You folks have stimulated some thoughts I've had recently.
There is an old saying, "When all you have is a hammer, everything looks like a nail."
For printers, we benefit from high accuracy spectrophotometers which provide repeatable measurements well beyond our ability to distinguish one color from the next. But while we can characterize printers in various ways using spectros there is a very important aspect of printing that escapes the printer profiling process.
Smoothness. With limited numbers of patches it is very difficult, impossible really, to determine just how smooth printed color transitions will be. Patches are a single color. There are 16 million, 8 bit RGB values in a printer's device space and a spectral scan of a 4000 patch set is only going to measure .025% of them. So determining how well a printer transitions from one color to another is too much a question of luck. Does it show up in the limited patch set?

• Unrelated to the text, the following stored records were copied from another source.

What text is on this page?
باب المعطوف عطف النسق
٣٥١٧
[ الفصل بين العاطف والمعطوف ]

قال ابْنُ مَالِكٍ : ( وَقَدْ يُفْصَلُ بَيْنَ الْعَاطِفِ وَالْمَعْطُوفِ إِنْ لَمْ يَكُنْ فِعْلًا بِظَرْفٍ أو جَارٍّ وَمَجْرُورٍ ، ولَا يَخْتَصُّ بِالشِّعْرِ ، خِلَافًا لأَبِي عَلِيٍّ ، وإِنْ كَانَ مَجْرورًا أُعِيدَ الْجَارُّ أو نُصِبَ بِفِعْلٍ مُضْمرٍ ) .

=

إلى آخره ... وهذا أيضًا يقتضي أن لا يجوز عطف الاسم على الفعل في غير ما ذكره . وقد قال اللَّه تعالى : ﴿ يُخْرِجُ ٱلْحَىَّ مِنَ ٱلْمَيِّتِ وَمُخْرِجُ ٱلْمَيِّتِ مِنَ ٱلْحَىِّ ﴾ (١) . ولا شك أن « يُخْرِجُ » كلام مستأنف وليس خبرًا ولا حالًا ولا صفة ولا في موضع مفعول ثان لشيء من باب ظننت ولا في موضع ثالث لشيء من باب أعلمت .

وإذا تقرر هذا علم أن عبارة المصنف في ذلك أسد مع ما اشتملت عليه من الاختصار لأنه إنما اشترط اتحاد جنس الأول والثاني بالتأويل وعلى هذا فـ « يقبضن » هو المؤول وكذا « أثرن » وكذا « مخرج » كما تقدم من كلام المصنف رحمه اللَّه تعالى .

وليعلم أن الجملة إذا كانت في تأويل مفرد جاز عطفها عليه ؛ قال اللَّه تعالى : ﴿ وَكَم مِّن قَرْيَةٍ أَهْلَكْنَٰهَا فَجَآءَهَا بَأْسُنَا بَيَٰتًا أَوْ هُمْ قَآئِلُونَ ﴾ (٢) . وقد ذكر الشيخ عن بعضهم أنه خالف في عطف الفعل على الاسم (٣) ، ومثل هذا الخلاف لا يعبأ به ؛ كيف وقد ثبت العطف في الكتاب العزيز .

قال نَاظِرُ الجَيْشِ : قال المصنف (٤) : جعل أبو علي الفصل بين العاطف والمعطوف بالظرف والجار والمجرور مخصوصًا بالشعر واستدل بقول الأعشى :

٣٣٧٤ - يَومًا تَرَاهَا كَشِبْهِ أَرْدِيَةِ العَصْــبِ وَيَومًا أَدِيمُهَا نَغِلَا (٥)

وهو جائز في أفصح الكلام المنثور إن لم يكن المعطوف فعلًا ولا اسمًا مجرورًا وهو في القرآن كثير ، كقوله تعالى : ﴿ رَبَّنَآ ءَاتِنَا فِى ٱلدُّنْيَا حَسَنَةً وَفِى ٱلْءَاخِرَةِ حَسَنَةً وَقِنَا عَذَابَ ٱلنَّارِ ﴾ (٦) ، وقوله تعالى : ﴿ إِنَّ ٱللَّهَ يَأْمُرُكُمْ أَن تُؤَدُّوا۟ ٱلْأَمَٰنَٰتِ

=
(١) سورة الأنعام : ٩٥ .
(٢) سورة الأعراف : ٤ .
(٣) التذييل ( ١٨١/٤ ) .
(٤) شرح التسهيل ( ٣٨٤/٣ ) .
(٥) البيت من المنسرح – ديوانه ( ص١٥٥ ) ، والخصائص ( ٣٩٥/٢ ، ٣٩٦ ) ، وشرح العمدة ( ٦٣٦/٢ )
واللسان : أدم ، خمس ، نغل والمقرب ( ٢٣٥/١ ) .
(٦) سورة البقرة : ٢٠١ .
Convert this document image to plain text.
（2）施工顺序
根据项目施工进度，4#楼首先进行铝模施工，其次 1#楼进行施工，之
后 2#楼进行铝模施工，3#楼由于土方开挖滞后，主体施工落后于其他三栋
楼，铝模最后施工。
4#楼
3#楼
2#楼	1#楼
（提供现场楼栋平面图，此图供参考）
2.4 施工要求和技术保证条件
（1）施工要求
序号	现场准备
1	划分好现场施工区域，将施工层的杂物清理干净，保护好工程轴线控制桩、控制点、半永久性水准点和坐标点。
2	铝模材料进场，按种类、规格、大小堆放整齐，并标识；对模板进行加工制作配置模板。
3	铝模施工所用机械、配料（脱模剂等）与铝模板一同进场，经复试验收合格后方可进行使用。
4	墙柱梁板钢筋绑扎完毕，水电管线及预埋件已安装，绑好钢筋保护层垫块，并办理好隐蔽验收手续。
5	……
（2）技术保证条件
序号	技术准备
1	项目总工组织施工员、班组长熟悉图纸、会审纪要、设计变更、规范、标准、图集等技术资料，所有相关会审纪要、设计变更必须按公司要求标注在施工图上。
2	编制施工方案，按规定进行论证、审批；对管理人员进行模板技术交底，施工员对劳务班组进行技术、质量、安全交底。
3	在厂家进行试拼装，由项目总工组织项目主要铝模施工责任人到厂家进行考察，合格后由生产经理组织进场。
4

A scanner, OTOH, has the ability to scan continuously changing colors. This makes detecting things like an abrupt 2 dE color shift more likely. What scanners can't do, is measure spectral info or accurately specific colors. However, they can, very precisely, measure small changes and that happens to be what human vision is most sensitive to.
It may well be that, when testing printers, finding a way to measure smoothness over hundreds of thousands of colors on a single letter size sheet may provide a better quality metric than just extrapolating from the limited data set that profile targets provide.
Anyone run across this use of scanners? Would it be possible, using scanners to identify the more non-linear printer areas, to allow creation of much smaller printer targets while perhaps even improving profile accuracy by including only patch colors where needed?